Sun recognizes that this multicore, multithreaded approach isn't easy for some necessary partners in the software industry to digest. Trying to encourage their support is another reason Sun opted for the OpenSparc project.

"We strongly believe this multicore, multithreaded direction is the way to go, both for efficiency in computing and efficiency in power consumption," Yen said. "But this cannot be done alone by hardware processor vendors. It requires the software community, all the way from system software to application software, to adapt and participate," he said. "By open-sourcing OpenSparc S1, it's also sending strong signals urging the IT community to go in that direction."

But it's notable that the two companies so far working on open-source derivatives aren't as bold. Both Polaris Micro and Simply RISC have designs with a single four-thread core.

There are complications to making Niagara 2 an open-source project. One of them is export control, because the U.S. government imposes restrictions on encryption technology.

"Suppose today I want to publish an implementation of elliptic curve cryptography algorithm. I'm not sure the government will allow us to do that," Yen said. "There are more things we have to work out, clarify, maybe get certain permissions."

Programmable chips
Making a chip design an open-source project is a very different beast compared with open-source software projects.

It's easy to get a computer, download some software source code, and start programming away. But when it comes to hardware design, fewer people have expertise, and a chip foundry isn't likely to be interested in allocating fab capacity to build a handful of some amateur's experimental processors.

But for would-be open-source chip designers, there's another way: field-programmable gate arrays, or FPGAs. These programmable chips are blank slates from companies such as Xilinx onto which designers can load whatever hardware logic is desired.

To that end, Sun has released a version of OpenSparc that runs on an FPGA, said Shrenik Mehta, Sun's senior director of the OpenSparc program.

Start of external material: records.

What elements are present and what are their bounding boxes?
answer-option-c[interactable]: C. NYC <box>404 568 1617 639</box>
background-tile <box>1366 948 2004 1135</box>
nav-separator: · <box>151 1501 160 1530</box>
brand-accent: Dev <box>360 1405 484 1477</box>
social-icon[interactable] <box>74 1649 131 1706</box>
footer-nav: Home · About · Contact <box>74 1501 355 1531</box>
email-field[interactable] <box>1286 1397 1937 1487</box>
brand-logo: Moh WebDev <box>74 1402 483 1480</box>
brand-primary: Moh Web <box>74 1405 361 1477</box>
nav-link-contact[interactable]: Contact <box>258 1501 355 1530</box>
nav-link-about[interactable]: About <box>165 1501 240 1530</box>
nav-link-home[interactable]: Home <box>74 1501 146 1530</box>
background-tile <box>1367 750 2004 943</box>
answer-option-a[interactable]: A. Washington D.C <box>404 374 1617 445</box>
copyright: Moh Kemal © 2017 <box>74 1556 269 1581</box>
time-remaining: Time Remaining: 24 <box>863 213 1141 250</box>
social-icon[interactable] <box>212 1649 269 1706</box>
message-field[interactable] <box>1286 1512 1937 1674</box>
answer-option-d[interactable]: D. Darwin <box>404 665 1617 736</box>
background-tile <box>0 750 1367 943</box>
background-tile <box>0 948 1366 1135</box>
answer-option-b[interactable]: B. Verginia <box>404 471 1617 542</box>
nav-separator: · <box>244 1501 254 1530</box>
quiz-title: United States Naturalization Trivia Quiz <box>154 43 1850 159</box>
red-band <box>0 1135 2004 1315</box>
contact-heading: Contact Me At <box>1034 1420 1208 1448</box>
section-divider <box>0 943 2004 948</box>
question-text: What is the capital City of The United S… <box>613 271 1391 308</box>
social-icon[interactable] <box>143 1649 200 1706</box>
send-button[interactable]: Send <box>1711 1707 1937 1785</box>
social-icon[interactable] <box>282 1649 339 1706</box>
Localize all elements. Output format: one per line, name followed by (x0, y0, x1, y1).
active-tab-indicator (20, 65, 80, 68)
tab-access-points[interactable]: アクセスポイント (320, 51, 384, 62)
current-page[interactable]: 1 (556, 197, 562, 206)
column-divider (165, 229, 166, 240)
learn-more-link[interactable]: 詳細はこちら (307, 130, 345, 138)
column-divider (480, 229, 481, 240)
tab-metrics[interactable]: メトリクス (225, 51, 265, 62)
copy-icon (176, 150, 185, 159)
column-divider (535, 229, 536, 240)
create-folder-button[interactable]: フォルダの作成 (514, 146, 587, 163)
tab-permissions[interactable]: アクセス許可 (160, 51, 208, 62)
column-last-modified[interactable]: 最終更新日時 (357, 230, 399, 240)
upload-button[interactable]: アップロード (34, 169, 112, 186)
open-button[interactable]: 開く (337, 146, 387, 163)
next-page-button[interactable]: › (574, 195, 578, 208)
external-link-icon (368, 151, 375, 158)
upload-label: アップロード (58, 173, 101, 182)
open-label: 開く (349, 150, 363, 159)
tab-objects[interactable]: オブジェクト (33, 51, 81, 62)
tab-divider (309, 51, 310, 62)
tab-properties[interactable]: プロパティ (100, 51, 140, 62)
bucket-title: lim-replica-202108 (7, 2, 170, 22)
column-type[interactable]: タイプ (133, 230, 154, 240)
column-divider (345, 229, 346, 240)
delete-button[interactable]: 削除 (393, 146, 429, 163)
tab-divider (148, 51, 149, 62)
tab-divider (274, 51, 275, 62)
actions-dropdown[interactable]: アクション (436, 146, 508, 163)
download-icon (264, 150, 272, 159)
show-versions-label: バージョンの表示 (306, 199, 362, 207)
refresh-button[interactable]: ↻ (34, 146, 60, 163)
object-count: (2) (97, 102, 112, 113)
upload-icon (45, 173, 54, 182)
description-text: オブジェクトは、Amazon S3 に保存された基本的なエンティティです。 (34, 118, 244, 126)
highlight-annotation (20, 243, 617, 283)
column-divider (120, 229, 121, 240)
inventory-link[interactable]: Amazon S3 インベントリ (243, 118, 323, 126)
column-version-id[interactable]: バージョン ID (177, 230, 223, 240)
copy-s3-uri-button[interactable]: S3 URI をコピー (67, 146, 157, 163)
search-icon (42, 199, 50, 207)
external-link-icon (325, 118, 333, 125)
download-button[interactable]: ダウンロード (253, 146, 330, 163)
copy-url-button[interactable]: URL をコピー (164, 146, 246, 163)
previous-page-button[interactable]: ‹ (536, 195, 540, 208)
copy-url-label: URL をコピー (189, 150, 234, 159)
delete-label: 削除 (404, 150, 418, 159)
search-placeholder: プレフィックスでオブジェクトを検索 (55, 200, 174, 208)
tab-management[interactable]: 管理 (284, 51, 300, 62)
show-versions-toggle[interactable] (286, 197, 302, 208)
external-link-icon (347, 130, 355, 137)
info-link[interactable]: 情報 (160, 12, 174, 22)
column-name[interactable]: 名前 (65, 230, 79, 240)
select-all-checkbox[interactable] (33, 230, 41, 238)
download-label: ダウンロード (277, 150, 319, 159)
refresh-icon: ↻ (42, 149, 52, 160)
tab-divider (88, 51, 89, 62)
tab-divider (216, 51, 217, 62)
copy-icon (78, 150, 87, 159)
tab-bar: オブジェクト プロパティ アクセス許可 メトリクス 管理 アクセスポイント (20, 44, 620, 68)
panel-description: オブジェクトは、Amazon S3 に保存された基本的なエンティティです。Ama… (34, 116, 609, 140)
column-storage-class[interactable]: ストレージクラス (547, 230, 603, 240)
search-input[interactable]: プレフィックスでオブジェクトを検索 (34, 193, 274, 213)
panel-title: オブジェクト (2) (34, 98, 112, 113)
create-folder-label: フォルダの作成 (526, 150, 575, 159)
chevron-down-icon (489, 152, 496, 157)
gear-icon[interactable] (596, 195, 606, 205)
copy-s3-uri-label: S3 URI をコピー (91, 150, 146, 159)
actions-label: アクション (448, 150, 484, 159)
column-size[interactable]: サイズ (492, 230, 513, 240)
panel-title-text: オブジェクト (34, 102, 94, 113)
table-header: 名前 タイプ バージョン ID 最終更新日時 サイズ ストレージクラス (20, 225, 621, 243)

The design has just a single core with a single thread so students can figure out ways to beef it up, he said.

"It works like a building block, so students can experiment in the lab or course work to do different designs with one core and two threads, two cores, etc.," Mehta said.

Indeed, that's just what the University of California at Santa Cruz is doing in one of its courses. Sun established a center of excellence at the university to try to foster collaboration, and a U.C. Santa Cruz assistant professor, Jose Renau, is a member of the OpenSparc community governance board.

Though Sun is pleased with the open-source chip effort so far, including 4,700 downloads of the design, the company recognizes that progress so far is very early.

"Though the publicity is getting broadened," Yen said, "most people are still digesting and trying to understand what we are offering."